Getting Started: Your First 2 Weeks
Here's what to actually do once you've picked a course.
Week 1
- Take a full-length diagnostic test under real conditions (no phone, timed, no breaks except scheduled ones)
- Score it and identify your baseline. Note which sections destroyed you
- Buy any additional materials you need (Anki for flashcards, the AAMC official prep is mandatory regardless of which course you choose)
- Build a study schedule. Be realistic about hours per day. Most people can handle 4-6 hours of effective study, not 12
Week 2
- Start content review in your weakest areas first. Don't start from page 1 of the books
- Do 50-100 practice questions daily in addition to content review
- Begin the AAMC's official question packs (these are the most accurate to the real exam)
- Establish your non-negotiable study blocks. Protect them.
What Actually Works
Forget the hype. Here's what the data and successful students show.
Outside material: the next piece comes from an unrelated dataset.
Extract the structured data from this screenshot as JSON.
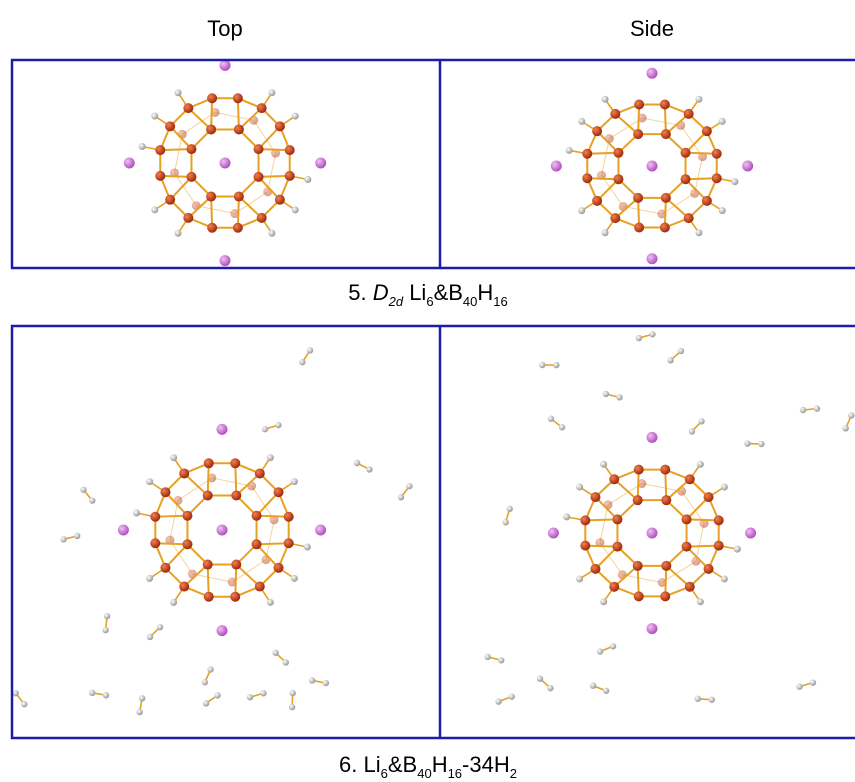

- Practice tests are king. Aim for 8-10 full-length practice exams minimum. Review every question you got wrong until you understand why
- Anki flashcards work for memorization. Make your own or use pre-made decks
- AAMC materials are mandatory. The official prep bundle is expensive but the most accurate representation of the real test
- Sleep matters. Don't sacrifice sleep for study time. Your brain consolidates memories during sleep
- CARS can't be crammed. Start CARS practice early and do it daily. This section breaks most students
Red Flags to Avoid
- Anyone guaranteeing a specific score is lying
- Prep courses that don't include full-length practice tests
- Companies that haven't updated their materials in 3+ years (the MCAT changed significantly in 2015)
- Reviews that only mention "amazing instructors" without specifics about score improvements
- Courses that require you to buy additional materials to succeed
The Bottom Line
A prep course is a tool, not a guarantee. The best course in the world won't save you if you don't put in the hours. That said, most people who self-study without structure waste months and still score poorly.
If you have the budget, a structured course keeps you accountable. If you're on a tight budget, Blueprint MCAT plus the AAMC official prep will get the job done for under $1,000.
Your MCAT score matters, but it's not everything. A 510 with a strong application beats a 520 with red flags. Prepare seriously, take the test once if possible, and move on.